Koppel is a sociology professor and a principal investigator in the Center for Epidemiology and Biostatistics in the University of Pennsylvania School of Medicine. Kreda is a software designer at The Social Research Corp. in Wyncote, Penn.
But the reasons for Grassley's inquiry and the answers to the questions he poses aren't clear. And the senator isn't explaining himself: After HDM asked for an interview, Grassley's office indicated questions sent via e-mail would be answered in writing. When the office didn't reply after questions were submitted, HDM made two follow-up inquiries and received no response from the senator's office.
The 10 I.T. vendors receiving Grassley's October letter were: Allscripts, Cerner Corp., Eclipsys Corp., Epic Systems Corp., McKesson Corp., 3M Health Information Systems, Cognizant, Computer Sciences Corp., Perot Systems and Philips Healthcare. Most declined to comment about the letter for this article.

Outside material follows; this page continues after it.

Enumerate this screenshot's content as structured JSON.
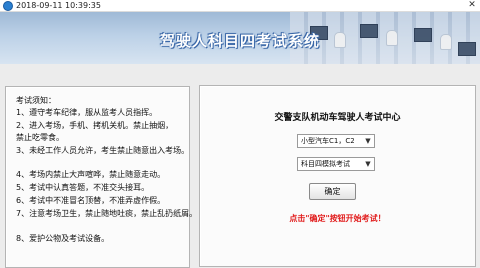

The first five are EHR vendors, and multiple sources for this story say they likely are being queried by Grassley by virtue of being major players in the EHR market. It's unclear, since Grassley specifically is investigating EHRs, why the last five vendors on the list received the letter. But a spokesperson for Cognizant says that Grassley's office told her the company received the letter after its name came up on an Internet search by office staffers for health I.T. vendors.
HDM also requested interviews with a number of provider organizations that received Grassley's letter. Four organizations-Geisinger Medical Center in Danville, Pa., Intermountain Healthcare in Salt Lake City, Marshfield (Wis.) Clinic and University of Pennsylvania Health System in Philadelphia-agreed to comment.